To create the copy, either:
- restore a backup of the database to a new location, or
- use SQL Packager to make a .NET executable of the existing database and then run the executable to create a new database
Setting up the SQL Data Generator project
When you have created a copy of the the database, create a new SQL Data Generator project using the copy. You must use the copy because you will be using the original database as the data source but permanently replacing the columns containing sensitive data in the copy.
For further information about how to create a SQL Data Generator project, see Setting up the data generator.
To create a new project:
- Click New Project.
- In the Project Configuration dialog box, select the SQL Server and name of the database you just created and click OK.

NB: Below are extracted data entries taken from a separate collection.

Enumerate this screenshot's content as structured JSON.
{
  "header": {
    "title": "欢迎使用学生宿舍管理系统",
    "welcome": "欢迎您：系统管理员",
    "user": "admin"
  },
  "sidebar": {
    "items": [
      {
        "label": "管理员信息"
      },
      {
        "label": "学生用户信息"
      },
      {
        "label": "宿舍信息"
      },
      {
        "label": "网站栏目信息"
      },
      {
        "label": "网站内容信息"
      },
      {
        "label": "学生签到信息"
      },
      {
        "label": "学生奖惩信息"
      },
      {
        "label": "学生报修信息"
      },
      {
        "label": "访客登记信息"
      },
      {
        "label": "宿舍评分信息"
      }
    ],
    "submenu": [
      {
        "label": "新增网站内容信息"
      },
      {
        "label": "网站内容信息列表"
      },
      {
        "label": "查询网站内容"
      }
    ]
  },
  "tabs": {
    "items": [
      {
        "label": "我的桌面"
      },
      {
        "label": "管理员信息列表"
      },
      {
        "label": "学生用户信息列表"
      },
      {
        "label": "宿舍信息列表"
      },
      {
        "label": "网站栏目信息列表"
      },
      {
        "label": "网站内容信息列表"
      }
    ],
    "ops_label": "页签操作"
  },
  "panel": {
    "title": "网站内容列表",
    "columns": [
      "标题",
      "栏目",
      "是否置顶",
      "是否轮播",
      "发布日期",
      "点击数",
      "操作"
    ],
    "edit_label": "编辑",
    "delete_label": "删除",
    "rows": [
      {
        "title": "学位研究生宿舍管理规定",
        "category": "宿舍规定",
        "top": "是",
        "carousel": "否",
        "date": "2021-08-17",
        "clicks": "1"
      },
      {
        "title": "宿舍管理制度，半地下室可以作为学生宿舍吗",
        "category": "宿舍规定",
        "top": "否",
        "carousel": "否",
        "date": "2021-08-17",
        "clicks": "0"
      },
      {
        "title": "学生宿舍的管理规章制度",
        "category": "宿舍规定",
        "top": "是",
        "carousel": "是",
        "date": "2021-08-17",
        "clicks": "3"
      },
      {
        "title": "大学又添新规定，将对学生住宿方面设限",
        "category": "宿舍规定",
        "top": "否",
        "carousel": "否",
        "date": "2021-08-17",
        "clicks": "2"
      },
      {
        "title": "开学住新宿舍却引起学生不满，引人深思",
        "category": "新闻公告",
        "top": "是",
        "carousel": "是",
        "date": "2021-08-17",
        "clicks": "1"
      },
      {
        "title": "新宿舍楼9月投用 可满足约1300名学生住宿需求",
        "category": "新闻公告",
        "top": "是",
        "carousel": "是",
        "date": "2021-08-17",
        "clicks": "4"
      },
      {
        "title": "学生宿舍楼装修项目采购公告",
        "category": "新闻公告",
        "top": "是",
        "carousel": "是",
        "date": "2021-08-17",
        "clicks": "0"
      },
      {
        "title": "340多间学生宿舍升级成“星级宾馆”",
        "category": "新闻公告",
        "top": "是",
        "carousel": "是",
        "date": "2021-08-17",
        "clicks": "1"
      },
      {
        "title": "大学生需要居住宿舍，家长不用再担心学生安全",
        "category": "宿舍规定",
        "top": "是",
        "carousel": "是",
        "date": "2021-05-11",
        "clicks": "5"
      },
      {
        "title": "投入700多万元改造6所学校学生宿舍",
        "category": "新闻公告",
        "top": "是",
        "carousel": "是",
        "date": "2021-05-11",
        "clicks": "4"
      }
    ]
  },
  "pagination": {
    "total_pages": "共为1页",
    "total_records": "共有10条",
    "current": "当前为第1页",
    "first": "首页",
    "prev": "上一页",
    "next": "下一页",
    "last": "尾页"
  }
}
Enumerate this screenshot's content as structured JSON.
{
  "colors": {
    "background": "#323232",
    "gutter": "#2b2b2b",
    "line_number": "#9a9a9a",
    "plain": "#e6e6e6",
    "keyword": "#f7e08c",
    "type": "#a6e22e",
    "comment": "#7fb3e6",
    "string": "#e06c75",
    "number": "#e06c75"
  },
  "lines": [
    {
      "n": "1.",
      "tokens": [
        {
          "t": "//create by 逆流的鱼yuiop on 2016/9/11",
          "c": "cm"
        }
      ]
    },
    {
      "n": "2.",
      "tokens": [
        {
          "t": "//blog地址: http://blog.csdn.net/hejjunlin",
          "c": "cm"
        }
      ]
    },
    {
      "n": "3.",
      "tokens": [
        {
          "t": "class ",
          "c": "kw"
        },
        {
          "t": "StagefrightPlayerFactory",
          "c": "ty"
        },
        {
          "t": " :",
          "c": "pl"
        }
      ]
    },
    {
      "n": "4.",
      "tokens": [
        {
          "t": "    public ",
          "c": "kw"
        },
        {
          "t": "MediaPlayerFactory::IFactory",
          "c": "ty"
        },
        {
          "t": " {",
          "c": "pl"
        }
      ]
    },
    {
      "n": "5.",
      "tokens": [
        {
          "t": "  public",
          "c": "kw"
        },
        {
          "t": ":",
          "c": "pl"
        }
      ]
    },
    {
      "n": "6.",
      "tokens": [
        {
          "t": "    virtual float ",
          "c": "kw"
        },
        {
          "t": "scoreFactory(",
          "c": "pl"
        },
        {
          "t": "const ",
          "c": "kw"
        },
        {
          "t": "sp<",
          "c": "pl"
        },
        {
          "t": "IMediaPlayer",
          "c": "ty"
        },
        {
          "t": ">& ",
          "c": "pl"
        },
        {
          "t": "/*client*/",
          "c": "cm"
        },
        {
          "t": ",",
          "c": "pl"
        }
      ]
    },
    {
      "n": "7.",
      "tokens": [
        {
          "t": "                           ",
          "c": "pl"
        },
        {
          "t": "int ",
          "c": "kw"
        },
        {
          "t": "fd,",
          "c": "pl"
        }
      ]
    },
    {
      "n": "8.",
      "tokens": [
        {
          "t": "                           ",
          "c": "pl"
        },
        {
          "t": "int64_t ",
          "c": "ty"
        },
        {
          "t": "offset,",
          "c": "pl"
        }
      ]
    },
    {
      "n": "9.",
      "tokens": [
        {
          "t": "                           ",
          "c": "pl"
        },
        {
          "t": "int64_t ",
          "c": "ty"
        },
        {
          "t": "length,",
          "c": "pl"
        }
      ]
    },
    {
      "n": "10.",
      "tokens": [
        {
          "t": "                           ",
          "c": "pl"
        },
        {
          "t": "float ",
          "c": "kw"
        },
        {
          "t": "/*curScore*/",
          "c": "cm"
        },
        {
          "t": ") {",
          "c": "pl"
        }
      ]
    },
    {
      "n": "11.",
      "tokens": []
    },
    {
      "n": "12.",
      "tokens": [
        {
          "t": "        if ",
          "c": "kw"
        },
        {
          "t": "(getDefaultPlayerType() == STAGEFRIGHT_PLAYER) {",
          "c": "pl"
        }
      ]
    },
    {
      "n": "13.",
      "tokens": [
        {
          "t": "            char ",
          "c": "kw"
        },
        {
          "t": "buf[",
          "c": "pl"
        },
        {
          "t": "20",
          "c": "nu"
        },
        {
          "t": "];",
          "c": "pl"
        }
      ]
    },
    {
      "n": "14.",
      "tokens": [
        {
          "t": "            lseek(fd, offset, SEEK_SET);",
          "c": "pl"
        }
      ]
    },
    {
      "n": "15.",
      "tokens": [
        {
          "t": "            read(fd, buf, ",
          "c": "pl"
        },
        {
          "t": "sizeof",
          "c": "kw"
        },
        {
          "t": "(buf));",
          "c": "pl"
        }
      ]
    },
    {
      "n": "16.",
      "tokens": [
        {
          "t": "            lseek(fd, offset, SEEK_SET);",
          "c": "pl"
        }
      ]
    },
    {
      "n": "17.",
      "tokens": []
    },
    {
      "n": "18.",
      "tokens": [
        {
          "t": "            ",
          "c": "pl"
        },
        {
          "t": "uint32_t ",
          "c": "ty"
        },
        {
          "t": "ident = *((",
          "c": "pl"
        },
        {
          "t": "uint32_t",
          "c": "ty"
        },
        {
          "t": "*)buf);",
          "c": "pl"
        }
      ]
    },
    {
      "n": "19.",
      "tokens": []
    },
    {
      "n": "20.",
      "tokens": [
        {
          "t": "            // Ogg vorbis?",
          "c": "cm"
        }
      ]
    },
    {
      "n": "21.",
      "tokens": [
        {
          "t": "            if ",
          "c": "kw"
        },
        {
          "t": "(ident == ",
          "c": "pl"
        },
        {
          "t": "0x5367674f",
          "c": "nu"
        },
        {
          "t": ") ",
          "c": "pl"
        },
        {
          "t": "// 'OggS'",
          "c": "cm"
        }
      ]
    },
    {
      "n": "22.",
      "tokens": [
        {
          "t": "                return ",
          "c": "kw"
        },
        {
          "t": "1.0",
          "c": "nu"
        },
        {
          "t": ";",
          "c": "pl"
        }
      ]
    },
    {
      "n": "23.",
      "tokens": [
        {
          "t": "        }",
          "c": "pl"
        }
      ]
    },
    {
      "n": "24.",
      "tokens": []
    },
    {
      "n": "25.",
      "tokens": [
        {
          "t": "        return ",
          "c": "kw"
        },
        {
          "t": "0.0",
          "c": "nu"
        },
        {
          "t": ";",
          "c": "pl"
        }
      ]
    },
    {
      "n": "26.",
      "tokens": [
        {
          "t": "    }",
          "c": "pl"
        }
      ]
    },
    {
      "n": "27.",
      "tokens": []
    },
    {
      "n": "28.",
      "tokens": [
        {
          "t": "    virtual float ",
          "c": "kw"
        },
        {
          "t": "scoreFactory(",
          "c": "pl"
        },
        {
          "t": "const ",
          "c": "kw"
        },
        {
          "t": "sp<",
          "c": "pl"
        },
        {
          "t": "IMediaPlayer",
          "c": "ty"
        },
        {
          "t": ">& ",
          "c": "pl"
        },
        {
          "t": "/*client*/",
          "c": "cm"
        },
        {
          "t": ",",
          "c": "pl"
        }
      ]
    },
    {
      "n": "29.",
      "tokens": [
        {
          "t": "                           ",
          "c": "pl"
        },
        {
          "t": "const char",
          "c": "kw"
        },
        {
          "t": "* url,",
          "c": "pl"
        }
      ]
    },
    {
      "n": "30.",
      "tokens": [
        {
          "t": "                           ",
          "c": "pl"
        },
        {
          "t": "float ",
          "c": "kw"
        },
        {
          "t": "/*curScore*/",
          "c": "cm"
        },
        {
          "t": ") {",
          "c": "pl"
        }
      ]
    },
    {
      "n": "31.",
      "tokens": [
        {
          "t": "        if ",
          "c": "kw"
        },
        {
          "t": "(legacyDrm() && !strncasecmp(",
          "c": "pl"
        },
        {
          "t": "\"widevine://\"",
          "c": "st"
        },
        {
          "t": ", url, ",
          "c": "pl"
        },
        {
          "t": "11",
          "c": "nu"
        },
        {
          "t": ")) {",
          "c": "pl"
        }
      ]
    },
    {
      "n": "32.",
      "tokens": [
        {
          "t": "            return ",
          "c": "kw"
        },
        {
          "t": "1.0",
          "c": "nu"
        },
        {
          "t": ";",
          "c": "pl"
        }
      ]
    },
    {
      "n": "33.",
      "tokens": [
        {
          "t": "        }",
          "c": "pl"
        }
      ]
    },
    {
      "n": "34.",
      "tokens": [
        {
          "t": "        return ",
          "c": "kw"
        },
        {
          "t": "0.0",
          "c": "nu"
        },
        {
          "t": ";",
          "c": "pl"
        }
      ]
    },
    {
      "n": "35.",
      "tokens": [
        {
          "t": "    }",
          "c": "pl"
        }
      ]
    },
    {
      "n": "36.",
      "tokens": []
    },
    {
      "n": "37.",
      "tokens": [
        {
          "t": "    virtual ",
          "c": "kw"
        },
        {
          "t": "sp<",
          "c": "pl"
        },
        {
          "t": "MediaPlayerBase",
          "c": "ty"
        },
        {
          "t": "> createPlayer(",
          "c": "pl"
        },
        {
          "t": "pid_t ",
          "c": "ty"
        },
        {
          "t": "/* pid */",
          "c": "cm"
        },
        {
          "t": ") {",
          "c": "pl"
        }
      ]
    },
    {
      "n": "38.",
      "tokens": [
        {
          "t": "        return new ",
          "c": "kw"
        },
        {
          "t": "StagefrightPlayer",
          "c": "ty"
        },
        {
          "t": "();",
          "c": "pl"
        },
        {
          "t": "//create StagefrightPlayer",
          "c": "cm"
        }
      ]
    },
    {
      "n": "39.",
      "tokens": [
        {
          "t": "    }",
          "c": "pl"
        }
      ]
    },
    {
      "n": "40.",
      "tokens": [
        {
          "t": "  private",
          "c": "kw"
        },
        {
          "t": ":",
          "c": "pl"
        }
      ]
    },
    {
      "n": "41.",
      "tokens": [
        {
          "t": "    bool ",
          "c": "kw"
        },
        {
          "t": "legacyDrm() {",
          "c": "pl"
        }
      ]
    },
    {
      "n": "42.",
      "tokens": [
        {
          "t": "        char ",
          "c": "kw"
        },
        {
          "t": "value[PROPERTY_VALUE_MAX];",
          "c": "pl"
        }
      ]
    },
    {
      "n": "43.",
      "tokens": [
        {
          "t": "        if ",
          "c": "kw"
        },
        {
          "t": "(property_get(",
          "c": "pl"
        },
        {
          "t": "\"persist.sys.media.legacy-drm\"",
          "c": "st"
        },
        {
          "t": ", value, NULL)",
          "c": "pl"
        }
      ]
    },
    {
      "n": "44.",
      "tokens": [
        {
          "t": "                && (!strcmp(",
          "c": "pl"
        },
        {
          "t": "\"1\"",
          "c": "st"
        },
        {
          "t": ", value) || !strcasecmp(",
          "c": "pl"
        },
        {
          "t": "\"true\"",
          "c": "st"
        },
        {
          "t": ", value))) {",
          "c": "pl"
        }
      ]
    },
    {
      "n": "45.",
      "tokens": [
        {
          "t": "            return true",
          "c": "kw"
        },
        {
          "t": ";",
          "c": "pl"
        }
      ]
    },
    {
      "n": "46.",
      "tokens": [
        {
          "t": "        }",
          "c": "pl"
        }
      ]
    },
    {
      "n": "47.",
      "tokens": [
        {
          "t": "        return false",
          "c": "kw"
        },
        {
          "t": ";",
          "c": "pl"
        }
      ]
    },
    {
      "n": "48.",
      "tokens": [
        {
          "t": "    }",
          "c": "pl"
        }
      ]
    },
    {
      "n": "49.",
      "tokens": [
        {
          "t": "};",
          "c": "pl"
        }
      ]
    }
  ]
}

- In the Tables to populate pane, click Deselect all and then select only the tables containing the columns with sensitive data that you want to mask.
In the Table generation settings pane, for each table that contains data to be masked:
- Under Source of data, select Use existing data source.
- Next to Source type, make sure SQL Table or View is displayed.
- Next to Source, click Browse.
- In the Select SQL Table or View dialog box, select the original SQL Server and database and click Next.
Select the table containing the columns that you want to mask.
If the table you want to mask references other objects in the database, you also need to select those referenced objects.
For example, if there is a foreign key relationship between the Widgets and WidgetDescriptions tables, select both tables.
- Click Finish.
- Make sure the Delete data from table before generation check box is selected.
You have now mapped the existing database tables to the tables that contain the data to be replaced so that any columns within that table that you do not want to change retain the original data. Now you need to select the columns containing sensitive data within these tables and choose the generators to generate random data.
To select the column and associated generator:
- In the Tables to populate pane, expand the table tree.
- Select the column you want to mask.
- In the Column generation settings pane, select an appropriate generator from the drop-down list.
- The preview pane is updated dynamically showing that the original data will be replaced with randomly-generated data.
Repeat the above steps for each column with sensitive data.
Generating the data
When you are happy with the preview, clickGenerate Data above the Table generation settings pane.
The Data Population Summary dialog box displays an action plan for the data generation.
Click Generate Data. Data is generated according to the options specified in your project, using the existing data for columns you did not want to change, and randomly-generated data for those you did.
A data generation report in PDF format is then displayed, confirming the number of rows inserted into each table. You can export and save this file if required. Close the report to return to SQL Data Generator.
If you are likely to perform the same data generation task, save and name the project: clickSave Project.
Packaging the masked database
Now that the data is ready for distribution, you can decide how to despatch it. You can either create a backup file or use SQL Packager to create a .NET executable.
You can then send the data to the recipient with no personal information at risk of compromise.